Himes, 50, gave away her ticket to Trump's inaugural, which will take place the day before the march.

"I personally am going both as a protest of Trump and as a way to show support for issues that I feel are under attack by the incoming administration," Himes said.

It will be a feminist tour de force, but participants say their end game isn't just about denouncing Trump as a misogynist.

It's about raising awareness for issues such as reproductive rights, immigration reform, equal pay, universal health care and, one intertwined with Connecticut, gun control.

They will ride on buses, trains and, for the audacious, cars. They will come in pant suits -- a nod to Hillary Clinton -- and parkas. They will wear green wristbands for Newtown and pink "pussy hats" in a dig at Trump.

"The sexism is something that cannot go unnoticed and unflagged," said Kara Baekey, of Norwalk. "I'm marching in D.C. for my daughter. I'm marching in D.C. for my son and for all of the other Americans who are gravely concerned about the what the next four years could potentially bring."

Baekey, 44, founded the Connecticut chapter of Moms Demand Action for Gun Sense in America shortly after the December 2012 mass shooting at Sandy Hook Elementary School, which claimed the lives of 20 first-graders and six educators.

The organization endorsed Clinton during the campaign.

"That loss was very devastating to our movement," Baekey said.

Early start Connecticut is sending a convoy of 80 buses to Washington, according to organizers, who used social media to update participants on the march. Individual round-trip bus fares range from $61 (Greenwich) to $180 (Hartford). The march is open to men as well.

While inaugural revelers are retiring to their hotels from black-tie balls, a marathon day will just be starting for thousands of Connecticut marchers, including Po Murray, 50, chair of the Newtown Action Alliance, a grassroots gun control group.

"We're leaving at 1:30 a.m.," Murray said. "Women's issues are intersectional. It's just in unprecedented times we need to rally together to make sure that our rights are not rolled back."

State Rep. Cristin McCarthy Vahey, D-Fairfield, will be retracing her steps Saturday -- in the shadow of the Washington Monument and past the Reflecting Pool.

But this time will be a stark contrast to Jan. 20, 2009, the first inaugural of President Barack Obama.
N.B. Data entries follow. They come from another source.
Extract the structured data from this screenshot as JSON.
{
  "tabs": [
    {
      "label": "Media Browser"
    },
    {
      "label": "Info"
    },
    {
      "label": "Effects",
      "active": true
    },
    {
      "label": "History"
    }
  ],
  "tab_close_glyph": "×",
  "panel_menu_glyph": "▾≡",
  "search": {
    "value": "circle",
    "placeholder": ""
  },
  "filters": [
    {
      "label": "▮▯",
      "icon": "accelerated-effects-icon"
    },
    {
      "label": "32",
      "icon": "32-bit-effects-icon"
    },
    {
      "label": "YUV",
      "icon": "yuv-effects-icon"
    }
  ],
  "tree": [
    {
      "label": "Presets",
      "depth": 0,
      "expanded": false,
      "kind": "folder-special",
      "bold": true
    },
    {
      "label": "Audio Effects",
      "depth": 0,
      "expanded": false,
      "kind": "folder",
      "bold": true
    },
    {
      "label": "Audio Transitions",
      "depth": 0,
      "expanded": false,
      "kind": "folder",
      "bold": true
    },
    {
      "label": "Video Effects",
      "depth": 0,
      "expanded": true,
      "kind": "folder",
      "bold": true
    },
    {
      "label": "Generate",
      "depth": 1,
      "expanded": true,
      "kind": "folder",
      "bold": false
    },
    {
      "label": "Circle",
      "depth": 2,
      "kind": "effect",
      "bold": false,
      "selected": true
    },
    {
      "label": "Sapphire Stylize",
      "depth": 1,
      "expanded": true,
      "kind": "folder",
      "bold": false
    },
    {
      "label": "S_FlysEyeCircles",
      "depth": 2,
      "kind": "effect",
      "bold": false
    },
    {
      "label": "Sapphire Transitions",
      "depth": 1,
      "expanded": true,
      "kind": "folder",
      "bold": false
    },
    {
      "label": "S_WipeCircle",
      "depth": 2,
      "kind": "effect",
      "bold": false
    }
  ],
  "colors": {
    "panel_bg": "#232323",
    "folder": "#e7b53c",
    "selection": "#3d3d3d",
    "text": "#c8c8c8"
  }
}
"I wouldn't call this joyful," she said. "I would call this critical. For me, I have to stand up and say, 'Our voices will be heard.' We have to make sure that, not just as a women, that groups that are traditionally less powerful are not shut out of the process."

McCarthy Vahey, 46, is part of the grassroots women's group Pantsuit Nation, which will be well represented.

"My family and I went down for Obama's inauguration," McCarthy Vahey said. "I remember taking my daughter to the concert, standing by the Reflecting Pool, listening and thinking about what it was like for the people who were there for Dr. King.

That obviously was a very joyful moment."